Computer Science Is Well Suited for All Career Stages

After a couple of detour stops at HP and Swiss, Marion as well ended up joining SIX in November 2020. At the age of 54, she got an opportunity to work together with her former colleagues and to apply her knowledge and expertise as an IBM mainframe software developer to the financial sector. “So, I have come full circle now,” she says. “Toward the end of my professional career, I’ve gone back to doing exactly the work that I find enormously enjoyable. And I learn something new every day because I’m a newcomer to the financial sector.”

I can do my job also remotely from my home and I’m free to organize my time as I wish.

Ursula, Software Engineer, SIX

IT Needs New (Role Model) Images

Women currently make up around 14% of the IT staff at SIX. In the interests of diversity, it is a matter of great importance for SIX to recruit more women to professions in IT. SIX therefore is earnestly involved in a number of initiatives including an internship program for career switchers in collaboration with TechFAce. Erika, Ursula, Marion, and their stories act as role models here, but even more are needed. Change needs to take place in people’s minds, where many prejudices still prevail. Computer scientists, for example, rarely resemble the image of a nerd, and sometimes they aren’t even computer freaks, as Ursula knows from her own experience: “Computers never became a hobby of mine. I prefer to read and do gardening in my free time.”

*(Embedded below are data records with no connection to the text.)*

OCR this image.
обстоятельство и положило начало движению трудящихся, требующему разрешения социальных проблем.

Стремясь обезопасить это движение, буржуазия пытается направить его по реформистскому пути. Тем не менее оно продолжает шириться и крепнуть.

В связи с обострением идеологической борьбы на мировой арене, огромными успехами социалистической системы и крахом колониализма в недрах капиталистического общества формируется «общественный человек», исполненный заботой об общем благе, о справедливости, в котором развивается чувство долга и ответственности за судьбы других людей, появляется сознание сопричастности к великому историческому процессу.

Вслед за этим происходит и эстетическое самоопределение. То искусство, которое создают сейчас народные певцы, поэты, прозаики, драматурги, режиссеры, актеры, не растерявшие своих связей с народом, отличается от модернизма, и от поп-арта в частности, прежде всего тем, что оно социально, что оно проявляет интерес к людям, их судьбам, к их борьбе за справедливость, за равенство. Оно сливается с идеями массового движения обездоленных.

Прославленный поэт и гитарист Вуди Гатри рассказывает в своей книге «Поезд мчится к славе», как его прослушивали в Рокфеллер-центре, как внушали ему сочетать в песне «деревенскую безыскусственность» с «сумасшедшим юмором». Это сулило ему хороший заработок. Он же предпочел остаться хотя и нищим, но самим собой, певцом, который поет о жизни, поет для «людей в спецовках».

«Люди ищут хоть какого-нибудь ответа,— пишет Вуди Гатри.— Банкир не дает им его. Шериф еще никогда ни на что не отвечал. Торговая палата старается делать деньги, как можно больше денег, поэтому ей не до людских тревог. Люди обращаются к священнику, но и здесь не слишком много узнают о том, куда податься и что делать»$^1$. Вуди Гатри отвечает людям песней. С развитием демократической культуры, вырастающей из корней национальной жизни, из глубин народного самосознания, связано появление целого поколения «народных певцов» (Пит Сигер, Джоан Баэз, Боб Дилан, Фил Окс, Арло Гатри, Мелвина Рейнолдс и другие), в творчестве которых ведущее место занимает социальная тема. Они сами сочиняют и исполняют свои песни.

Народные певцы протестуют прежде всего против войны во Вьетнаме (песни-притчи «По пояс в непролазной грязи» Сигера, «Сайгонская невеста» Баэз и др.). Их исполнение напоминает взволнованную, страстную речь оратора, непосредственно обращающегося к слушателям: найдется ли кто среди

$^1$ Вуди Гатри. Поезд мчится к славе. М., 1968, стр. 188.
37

Creating Points of Contact with IT

Some rethinking is needed among business executives, IT professionals, girls and women themselves and their private-life spheres, and especially among educational institutions. Girls still struggle to develop a taste for STEM professions (science, technology, engineering, and mathematics) and, for example, have a hard time envisaging doing an IT apprenticeship at SIX. There are hardly any role models and not enough points of contact with IT during the stage of choosing a profession, though sometimes providing a gateway to IT would be so easy and even almost playful, as the example of Erika proves. “I love puzzles – simply anything that has to do with mathematics and logic. That’s exactly what computer science is,” she says.